Trump said the deal "was done through" SoftBank CEO Masayoshi Son, a Japanese billionaire and technology investor. Earlier this month, Trump and Son announced in New York that SoftBank had agreed to invest $50 billion in the U.S. and aimed to create 50,000 jobs.
While Trump made a point to announce the Sprint job creation, those positions are part of the previously-announced deal with SoftBank, a Sprint spokesman told NBC News.
"The 5,000 jobs announced today are part of the 50,000 jobs that Masa Son [Masayoshi Son, founder and CEO of SoftBank] announced a few weeks ago, but these jobs will be funded by Sprint," the Sprint spokesman said.
SoftBank owns about 80 percent of Sprint and earlier this month invested $1 billion in OneWeb, a U.S. satellite venture that aims to provide affordable internet.

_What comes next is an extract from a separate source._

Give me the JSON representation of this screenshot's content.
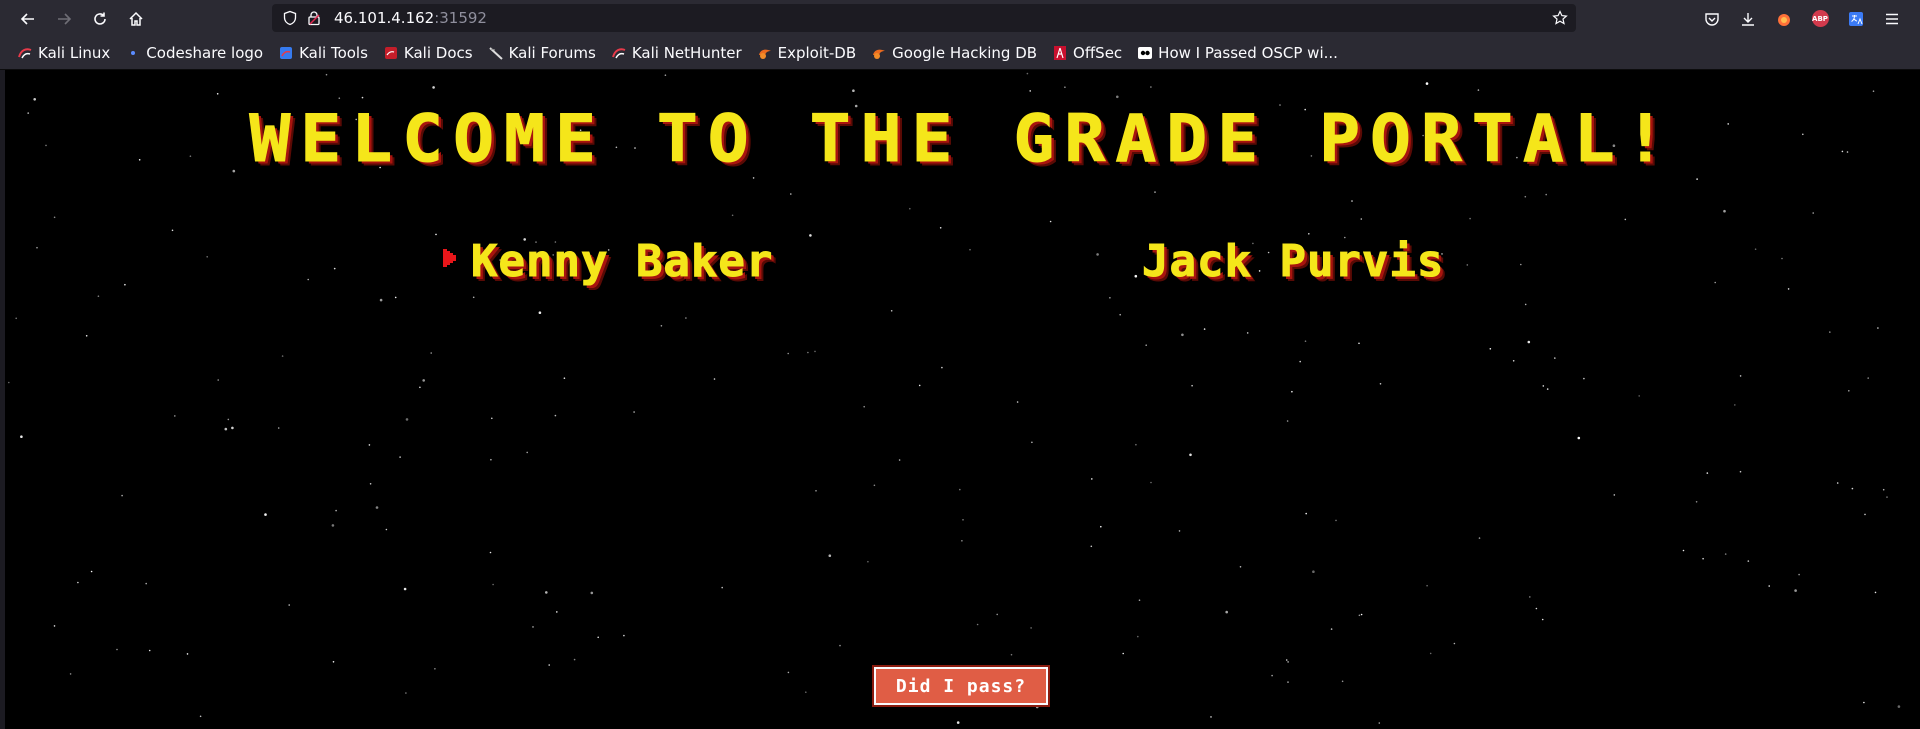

Son said at the time that the OneWeb investment was the "first step" in his commitment to Trump.
Trump earlier claimed the SoftBank investment was a direct result of his election. However, the $50 billion will come from a previously announced $100 billion investment fund set up with Saudi Arabia, according to Dow Jones, and SoftBank has a long history of investing in the U.S.
Trump again claimed Wednesday that the jobs were a result of his election.
"Because of what's happening and the spirit and the hope, I was just called by the head people at Sprint and they're going to be bringing 5,000 jobs back to the United States and taking them from other countries," Trump told reporters Wednesday at his Mar-a-Lago resort in Florida. "They're bringing them back to the United States and Masa and some other people were very much involved in that so I want to thank them. And OneWeb, a new company, is going to be hiring 3,000 people and that's very exciting."
It is not clear exactly from where the Sprint positions will be moved. The company said in a statement that the jobs will support a "variety of functions" like customer care and sales. It added that it will start talking to business partners, states and cities to determine the locations for the jobs.
On the campaign trail, Trump repeatedly urged companies to keep jobs in the United States, arguing that his predecessors helped to push positions abroad through what he called bad trade deals and regulations. He previously announced a deal with United Technologies unit Carrier to keep some of the jobs it planned to move to Mexico in Indiana.
Carrier said Indiana agreed to give it $7 million in financial incentives over multiple years to keep some operations in the state, while it will still close a separate facility and move 700 jobs to Mexico. The deal also prompted concerns that Trump would intervene with companies on an individual basis and potentially pick winners and losers.